Executive brief: What's the issue, why it matters, what you need from leadership

Controlling Tone

Specify the tone to match your situation and audience. Professional variations:
  • “Formal and conservative” (for traditional law firms)
  • “Professional but conversational” (for longtime clients)
  • “Firm but respectful” (for pushback)
  • “Collaborative problem-solving” (for partners)
  • “Direct and concise” (for busy executives)

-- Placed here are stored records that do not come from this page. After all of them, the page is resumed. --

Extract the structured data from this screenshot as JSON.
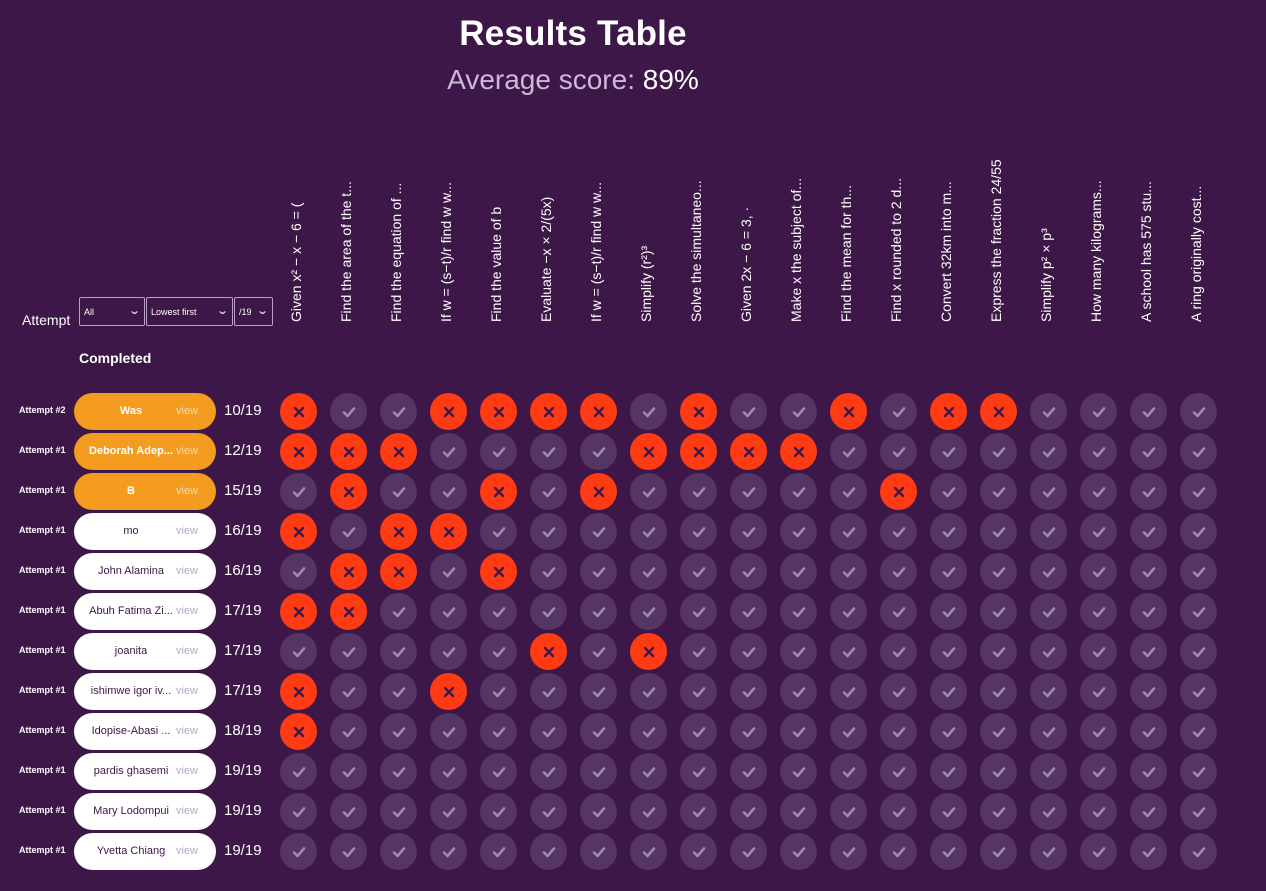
{
  "header": {
    "title": "Results Table",
    "average_label": "Average score:",
    "average_value": "89%"
  },
  "filters": {
    "attempt_label": "Attempt",
    "attempt_filter": "All",
    "order": "Lowest first",
    "max_score": "/19",
    "completed_label": "Completed"
  },
  "questions": [
    "Given x² − x − 6 = (",
    "Find the area of the t...",
    "Find the equation of ...",
    "If w = (s−t)/r find w w...",
    "Find the value of b",
    "Evaluate −x × 2/(5x)",
    "If w = (s−t)/r find w w...",
    "Simplify (r²)³",
    "Solve the simultaneo...",
    "Given 2x − 6 = 3, ·",
    "Make x the subject of...",
    "Find the mean for th...",
    "Find x rounded to 2 d...",
    "Convert 32km into m...",
    "Express the fraction 24/55",
    "Simplify p² × p³",
    "How many kilograms...",
    "A school has 575 stu...",
    "A ring originally cost..."
  ],
  "rows": [
    {
      "attempt": "Attempt #2",
      "name": "Was",
      "view": "view",
      "highlight": true,
      "score": "10/19",
      "results": [
        0,
        1,
        1,
        0,
        0,
        0,
        0,
        1,
        0,
        1,
        1,
        0,
        1,
        0,
        0,
        1,
        1,
        1,
        1
      ]
    },
    {
      "attempt": "Attempt #1",
      "name": "Deborah Adep...",
      "view": "view",
      "highlight": true,
      "score": "12/19",
      "results": [
        0,
        0,
        0,
        1,
        1,
        1,
        1,
        0,
        0,
        0,
        0,
        1,
        1,
        1,
        1,
        1,
        1,
        1,
        1
      ]
    },
    {
      "attempt": "Attempt #1",
      "name": "B",
      "view": "view",
      "highlight": true,
      "score": "15/19",
      "results": [
        1,
        0,
        1,
        1,
        0,
        1,
        0,
        1,
        1,
        1,
        1,
        1,
        0,
        1,
        1,
        1,
        1,
        1,
        1
      ]
    },
    {
      "attempt": "Attempt #1",
      "name": "mo",
      "view": "view",
      "highlight": false,
      "score": "16/19",
      "results": [
        0,
        1,
        0,
        0,
        1,
        1,
        1,
        1,
        1,
        1,
        1,
        1,
        1,
        1,
        1,
        1,
        1,
        1,
        1
      ]
    },
    {
      "attempt": "Attempt #1",
      "name": "John Alamina",
      "view": "view",
      "highlight": false,
      "score": "16/19",
      "results": [
        1,
        0,
        0,
        1,
        0,
        1,
        1,
        1,
        1,
        1,
        1,
        1,
        1,
        1,
        1,
        1,
        1,
        1,
        1
      ]
    },
    {
      "attempt": "Attempt #1",
      "name": "Abuh Fatima Zi...",
      "view": "view",
      "highlight": false,
      "score": "17/19",
      "results": [
        0,
        0,
        1,
        1,
        1,
        1,
        1,
        1,
        1,
        1,
        1,
        1,
        1,
        1,
        1,
        1,
        1,
        1,
        1
      ]
    },
    {
      "attempt": "Attempt #1",
      "name": "joanita",
      "view": "view",
      "highlight": false,
      "score": "17/19",
      "results": [
        1,
        1,
        1,
        1,
        1,
        0,
        1,
        0,
        1,
        1,
        1,
        1,
        1,
        1,
        1,
        1,
        1,
        1,
        1
      ]
    },
    {
      "attempt": "Attempt #1",
      "name": "ishimwe igor iv...",
      "view": "view",
      "highlight": false,
      "score": "17/19",
      "results": [
        0,
        1,
        1,
        0,
        1,
        1,
        1,
        1,
        1,
        1,
        1,
        1,
        1,
        1,
        1,
        1,
        1,
        1,
        1
      ]
    },
    {
      "attempt": "Attempt #1",
      "name": "Idopise-Abasi ...",
      "view": "view",
      "highlight": false,
      "score": "18/19",
      "results": [
        0,
        1,
        1,
        1,
        1,
        1,
        1,
        1,
        1,
        1,
        1,
        1,
        1,
        1,
        1,
        1,
        1,
        1,
        1
      ]
    },
    {
      "attempt": "Attempt #1",
      "name": "pardis ghasemi",
      "view": "view",
      "highlight": false,
      "score": "19/19",
      "results": [
        1,
        1,
        1,
        1,
        1,
        1,
        1,
        1,
        1,
        1,
        1,
        1,
        1,
        1,
        1,
        1,
        1,
        1,
        1
      ]
    },
    {
      "attempt": "Attempt #1",
      "name": "Mary Lodompui",
      "view": "view",
      "highlight": false,
      "score": "19/19",
      "results": [
        1,
        1,
        1,
        1,
        1,
        1,
        1,
        1,
        1,
        1,
        1,
        1,
        1,
        1,
        1,
        1,
        1,
        1,
        1
      ]
    },
    {
      "attempt": "Attempt #1",
      "name": "Yvetta Chiang",
      "view": "view",
      "highlight": false,
      "score": "19/19",
      "results": [
        1,
        1,
        1,
        1,
        1,
        1,
        1,
        1,
        1,
        1,
        1,
        1,
        1,
        1,
        1,
        1,
        1,
        1,
        1
      ]
    }
  ],
  "icons": {
    "correct": "check-icon",
    "incorrect": "cross-icon"
  },
  "colors": {
    "background": "#3d1747",
    "correct_cell": "#553562",
    "incorrect_cell": "#ff3b14",
    "highlight_pill": "#f39c1f"
  }
}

Special Output Instructions

For Redlines

Show additions in [brackets] and deletions with strikethrough
Include brief comment explaining each change

For Risk Assessment

Use risk levels: High (must fix) | Medium (should address) | Low (nice to have)
Include business impact for any High risk items

For Negotiation Planning

Format as: Opening Position | Fallback | Walk-away Point
Include brief rationale for each fallback

Common Output Problems and Fixes

IssueProblemFix
Too much informationAI provides exhaustive analysis when you need a quick answerSpecify “Brief response” or “One sentence summary”
Wrong formatGetting prose when you wanted a tableStart with “Create a table…” or “In table format…”
Mixed audiencesTechnical language for business audienceExplicitly state “For non-legal audience” or “Plain English only”
Inconsistent structureDifferent format for similar itemsProvide template: “For each issue show: [Issue] | [Risk] | [Action]“

Quality Control Phrases

Add these phrases to improve output quality:
  • “Be specific” - Avoids vague generalizations
  • “Include examples” - Gets concrete illustrations
  • “Cite sources” - Provides clause numbers or regulatory references
  • “Prioritize by importance” - Creates hierarchy instead of flat list
  • “Focus on material issues only” - Filters out minor points

The Output Formula

Every output instruction should answer:
  1. What format? (table, bullets, prose)
  2. How much? (length/quantity)
  3. What detail level? (executive, working, technical)
  4. Who’s reading? (internal, external, technical, business)
  5. What tone? (formal, conversational, firm)

Remember

Clear output instructions are like formatting requirements for a court filing – ignore them at your peril. Taking 30 seconds to specify exactly what you want saves minutes of reformatting and ensures the AI’s response is immediately usable. The goal isn’t to get an answer; it’s to get an answer you can use right away.